Exc-el: a community grid?

Last week I was searching for a metaphor for a model to describe how exc-el works.

“Sustainability of initiatives is always a difficult thing to manage. Usually an initiative survives as long as funding is available, the key person is in post, or enthusiasm is maintained. We are seeking to create something which is much more organic and can constantly be reinventing itself as time goes by.”

I tried using the idea of “cells” – “a group of people who are linked by a common purpose but who are not dependent upon a hierarchical top-down system of organisation. Instead we create small groups of people, or cells – or better still they create themselves – using the website to publicise their work and to build and share their practice”

However, when I tried this on a couple of people during the week it wasn’t that they were offended by the idea of “cells” – they appreciated what I was driving at – but both said “so they work in isolation”. Unwittingly, I’d used a metaphor which recreated exactly what we are trying to avoid. Of course, “cells” don’t talk to each other – for fear of detection – so what would be the point of creating a community of learners where particular groups did not communicate with other groups. In a way it would only serve to reinforce the idea of schools working in isolation.

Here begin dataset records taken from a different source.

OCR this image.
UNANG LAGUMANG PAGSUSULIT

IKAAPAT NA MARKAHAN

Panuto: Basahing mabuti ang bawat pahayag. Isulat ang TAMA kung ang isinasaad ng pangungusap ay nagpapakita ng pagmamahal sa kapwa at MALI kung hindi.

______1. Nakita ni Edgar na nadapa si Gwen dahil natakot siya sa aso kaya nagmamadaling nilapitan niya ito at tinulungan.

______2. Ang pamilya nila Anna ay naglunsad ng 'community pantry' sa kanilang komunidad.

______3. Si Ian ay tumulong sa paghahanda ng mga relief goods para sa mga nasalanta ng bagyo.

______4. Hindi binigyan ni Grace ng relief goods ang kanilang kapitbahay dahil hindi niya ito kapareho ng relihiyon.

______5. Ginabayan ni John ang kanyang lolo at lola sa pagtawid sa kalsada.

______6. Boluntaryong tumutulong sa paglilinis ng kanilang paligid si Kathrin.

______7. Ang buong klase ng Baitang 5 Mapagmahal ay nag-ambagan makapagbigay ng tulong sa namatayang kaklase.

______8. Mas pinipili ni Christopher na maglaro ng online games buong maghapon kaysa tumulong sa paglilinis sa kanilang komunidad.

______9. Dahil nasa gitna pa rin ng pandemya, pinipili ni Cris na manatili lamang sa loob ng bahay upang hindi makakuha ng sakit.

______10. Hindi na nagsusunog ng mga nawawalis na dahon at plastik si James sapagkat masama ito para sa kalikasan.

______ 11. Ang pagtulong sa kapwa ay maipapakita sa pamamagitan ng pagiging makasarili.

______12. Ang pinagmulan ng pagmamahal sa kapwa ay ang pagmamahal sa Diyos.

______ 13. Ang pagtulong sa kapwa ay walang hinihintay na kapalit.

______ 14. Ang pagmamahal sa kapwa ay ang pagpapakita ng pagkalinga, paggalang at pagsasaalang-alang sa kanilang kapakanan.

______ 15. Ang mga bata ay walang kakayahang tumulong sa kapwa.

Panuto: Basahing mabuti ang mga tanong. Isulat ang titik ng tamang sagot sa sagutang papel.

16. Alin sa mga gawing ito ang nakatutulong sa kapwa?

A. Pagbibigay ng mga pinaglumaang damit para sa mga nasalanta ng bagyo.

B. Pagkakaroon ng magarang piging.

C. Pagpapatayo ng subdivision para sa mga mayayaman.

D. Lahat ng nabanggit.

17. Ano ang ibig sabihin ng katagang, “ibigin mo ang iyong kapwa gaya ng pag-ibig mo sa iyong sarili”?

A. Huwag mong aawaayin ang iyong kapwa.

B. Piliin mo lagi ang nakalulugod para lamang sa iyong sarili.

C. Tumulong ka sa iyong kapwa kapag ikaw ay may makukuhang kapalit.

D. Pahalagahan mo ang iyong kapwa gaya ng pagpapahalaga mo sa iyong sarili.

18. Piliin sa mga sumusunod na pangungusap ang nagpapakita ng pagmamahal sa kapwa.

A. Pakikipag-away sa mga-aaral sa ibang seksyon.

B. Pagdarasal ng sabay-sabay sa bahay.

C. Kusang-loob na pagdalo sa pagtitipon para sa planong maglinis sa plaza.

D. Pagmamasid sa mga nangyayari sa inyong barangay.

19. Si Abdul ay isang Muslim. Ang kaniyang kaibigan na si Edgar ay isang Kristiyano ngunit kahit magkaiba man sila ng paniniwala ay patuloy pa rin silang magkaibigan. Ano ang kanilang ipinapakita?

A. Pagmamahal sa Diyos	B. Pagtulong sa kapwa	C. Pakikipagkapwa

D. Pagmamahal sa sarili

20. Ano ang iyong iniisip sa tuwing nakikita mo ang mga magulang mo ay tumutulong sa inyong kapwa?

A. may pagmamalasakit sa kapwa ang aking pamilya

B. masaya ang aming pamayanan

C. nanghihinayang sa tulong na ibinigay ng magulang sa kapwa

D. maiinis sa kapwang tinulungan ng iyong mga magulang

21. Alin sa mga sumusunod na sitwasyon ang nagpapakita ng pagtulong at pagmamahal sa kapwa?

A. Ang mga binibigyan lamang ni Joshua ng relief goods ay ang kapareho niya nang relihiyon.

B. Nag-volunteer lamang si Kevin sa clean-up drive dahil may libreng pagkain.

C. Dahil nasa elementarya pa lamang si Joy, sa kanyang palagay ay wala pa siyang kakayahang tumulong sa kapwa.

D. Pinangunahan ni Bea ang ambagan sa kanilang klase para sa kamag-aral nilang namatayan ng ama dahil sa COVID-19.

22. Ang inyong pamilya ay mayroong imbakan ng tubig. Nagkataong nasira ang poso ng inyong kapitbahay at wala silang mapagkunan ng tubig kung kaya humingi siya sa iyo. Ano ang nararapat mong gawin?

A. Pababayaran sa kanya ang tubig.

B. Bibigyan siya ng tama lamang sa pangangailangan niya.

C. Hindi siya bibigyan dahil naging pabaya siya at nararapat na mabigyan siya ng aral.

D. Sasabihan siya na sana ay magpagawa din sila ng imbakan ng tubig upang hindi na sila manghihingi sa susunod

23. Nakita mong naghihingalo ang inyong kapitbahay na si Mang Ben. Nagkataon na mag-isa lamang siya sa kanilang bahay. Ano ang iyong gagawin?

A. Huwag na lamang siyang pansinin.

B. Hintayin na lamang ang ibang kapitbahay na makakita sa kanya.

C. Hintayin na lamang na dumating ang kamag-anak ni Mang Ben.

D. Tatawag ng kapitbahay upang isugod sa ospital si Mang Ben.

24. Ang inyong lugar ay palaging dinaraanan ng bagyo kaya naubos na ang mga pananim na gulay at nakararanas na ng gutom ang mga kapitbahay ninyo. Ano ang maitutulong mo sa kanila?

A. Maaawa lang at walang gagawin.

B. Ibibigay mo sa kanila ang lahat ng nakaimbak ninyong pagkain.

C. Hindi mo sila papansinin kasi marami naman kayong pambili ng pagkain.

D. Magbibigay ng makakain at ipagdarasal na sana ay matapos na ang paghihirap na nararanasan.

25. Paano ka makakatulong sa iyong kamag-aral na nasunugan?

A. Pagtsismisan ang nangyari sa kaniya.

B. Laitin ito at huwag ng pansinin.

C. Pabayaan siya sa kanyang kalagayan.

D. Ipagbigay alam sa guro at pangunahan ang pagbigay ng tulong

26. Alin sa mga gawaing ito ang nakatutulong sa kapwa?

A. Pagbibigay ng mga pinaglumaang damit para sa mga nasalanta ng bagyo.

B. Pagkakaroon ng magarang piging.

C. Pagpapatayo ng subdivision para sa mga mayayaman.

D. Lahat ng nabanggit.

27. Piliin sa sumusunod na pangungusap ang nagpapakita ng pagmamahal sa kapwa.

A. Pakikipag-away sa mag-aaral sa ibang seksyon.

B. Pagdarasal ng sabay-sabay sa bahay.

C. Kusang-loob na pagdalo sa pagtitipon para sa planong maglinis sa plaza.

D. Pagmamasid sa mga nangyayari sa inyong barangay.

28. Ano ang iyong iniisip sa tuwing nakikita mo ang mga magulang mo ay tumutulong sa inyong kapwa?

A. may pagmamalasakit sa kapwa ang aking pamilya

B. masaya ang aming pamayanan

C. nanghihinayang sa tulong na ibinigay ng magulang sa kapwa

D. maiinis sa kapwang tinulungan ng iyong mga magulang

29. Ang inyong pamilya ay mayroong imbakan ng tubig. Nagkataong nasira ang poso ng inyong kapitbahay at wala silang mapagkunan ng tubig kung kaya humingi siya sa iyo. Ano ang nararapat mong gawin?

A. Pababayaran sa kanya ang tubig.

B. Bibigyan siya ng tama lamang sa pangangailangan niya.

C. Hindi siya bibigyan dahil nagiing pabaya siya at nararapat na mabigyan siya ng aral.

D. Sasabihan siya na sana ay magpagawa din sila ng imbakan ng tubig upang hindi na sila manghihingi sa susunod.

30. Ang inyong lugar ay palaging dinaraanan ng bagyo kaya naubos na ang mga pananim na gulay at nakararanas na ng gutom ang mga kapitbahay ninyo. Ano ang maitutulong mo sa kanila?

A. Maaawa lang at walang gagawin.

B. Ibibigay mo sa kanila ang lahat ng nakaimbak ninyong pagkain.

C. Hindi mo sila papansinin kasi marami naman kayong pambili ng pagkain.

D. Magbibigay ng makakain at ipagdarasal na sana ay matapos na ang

So here goes with metaphor number two –

Scientists have discovered that rather than trying to make huge super computers to solve mathematical problems they are better served by making use of the spare computer power on people’s PCs.

Grid Computing: The Basics
Grid computing joins together many individual computers, creating a large system with massive computational power that far surpasses the power of a handful of supercomputers. Because the work is split into small pieces that can be processed simultaneously, research time is reduced from years to months.

For example:

“The proposed World Community Grid was developed with the National Institutes of Health, the World Health Organisation, the United Nations and Oxford University to allow scientific researchers to tap the power of idle PCs to solve problems that usually require the use of supercomputers.

IBM is hoping that the scheme will help crack the genetic structure of diseases like Aids and cancer, as well as modelling and forecasting natural disasters.

http://www.worldcommunitygrid.org/

This set me to thinking about the spare – or I’d prefer to descibe it as untapped – capacity (knowledge) which exists in our schools. Could Exc-el act as a community grid to enable people to make small and manageable contributions? Could we build upon these contributions incrementally? Does this metaphor have potential?